あの何もない村で、ただ漫然と生きて行く道を切り捨てた。安寧を捨て、何者かになると決めた。人間を何者かと定めるのは他者の眼である。
人の眼に自分がどう映るか、
「大丈夫、君を守るよ」
少女の眼に、自分はどう映るか。
「俺は騎士に成るって、決めたから」
ならば恐怖は今、削ぎ落とせ。それは騎士にとってただの贅肉である。
『先生』の教えを思い出す。学園での講義を思い出す。クロイツェルとの邂逅を思い出す。彼らの誰も、逃げ方を教えようとしなかった。それは当然のこと。

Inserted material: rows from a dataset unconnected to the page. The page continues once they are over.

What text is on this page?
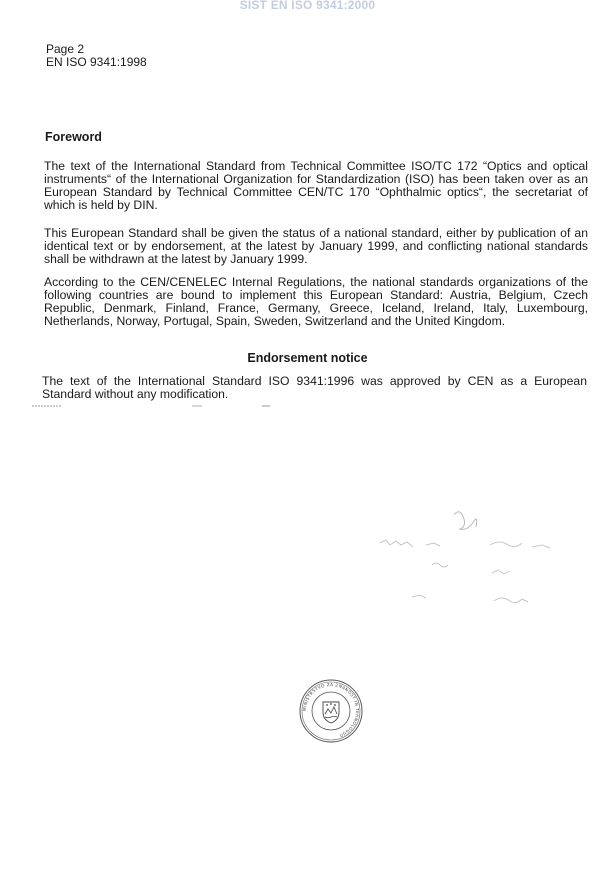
SIST EN ISO 9341:2000
Page 2
EN ISO 9341:1998
Foreword

The text of the International Standard from Technical Committee ISO/TC 172 “Optics and optical instruments“ of the International Organization for Standardization (ISO) has been taken over as an European Standard by Technical Committee CEN/TC 170 “Ophthalmic optics“, the secretariat of which is held by DIN.

This European Standard shall be given the status of a national standard, either by publication of an identical text or by endorsement, at the latest by January 1999, and conflicting national standards shall be withdrawn at the latest by January 1999.

According to the CEN/CENELEC Internal Regulations, the national standards organizations of the following countries are bound to implement this European Standard: Austria, Belgium, Czech Republic, Denmark, Finland, France, Germany, Greece, Iceland, Ireland, Italy, Luxembourg, Netherlands, Norway, Portugal, Spain, Sweden, Switzerland and the United Kingdom.

Endorsement notice

The text of the International Standard ISO 9341:1996 was approved by CEN as a European Standard without any modification.

MINISTRSTVO ZA ZNANOST IN TEHNOLOGIJO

『最後に一つ、テュールも言っとったやろうけど、騎士は一人や。どこまで行っても一人で完結すべき存在なんや。僕らの後ろには誰もおらん。常に最後の一線に騎士は立つ。ええか、安ないぞカス。よぉ刻んどけ。それが『騎士』や』
ここが最後の一線、騎士の後ろには何もない。己が守らねば、誰が守る。
己も『騎士』と成るのなら、今ここで腹を決めよう。
「クルスさん、でも、だって、逃げなきゃ、死んじゃいます」
「誰も死なせない。俺も、君も、守る。足りないなら、今、強くなるッ!」
クルスは己が頬を思いっきり引っ叩く。この熱を忘れるな。今この瞬間を刻みつける。ここが己の分水嶺、贅肉を削ぎ落とせ。恐怖はここに捨てる。
今はただ、守り抜くことだけを考えろ。
「俺がクルス・リンザールだァ!」
それは覚悟と決別の咆哮。今この瞬間、彼は『騎士』と成った。
涼やかに、凛と彼は構える。ゼー・シルト、守るための剣を。
『■■■ッ!』
災厄の剣が襲い来る。その破壊力に――
「う、がッ!?」
クルスの顔が歪む。今まで受けたことがない手応え。ただ相手を破壊する、その一念だけが込められた無情の刃。重く、速く、鋭い。
それでも、灰色の眼は見ることを諦めない。
「まだ、まだァ!」
『■■■!』
クルス・リンザールの戦いが始まる。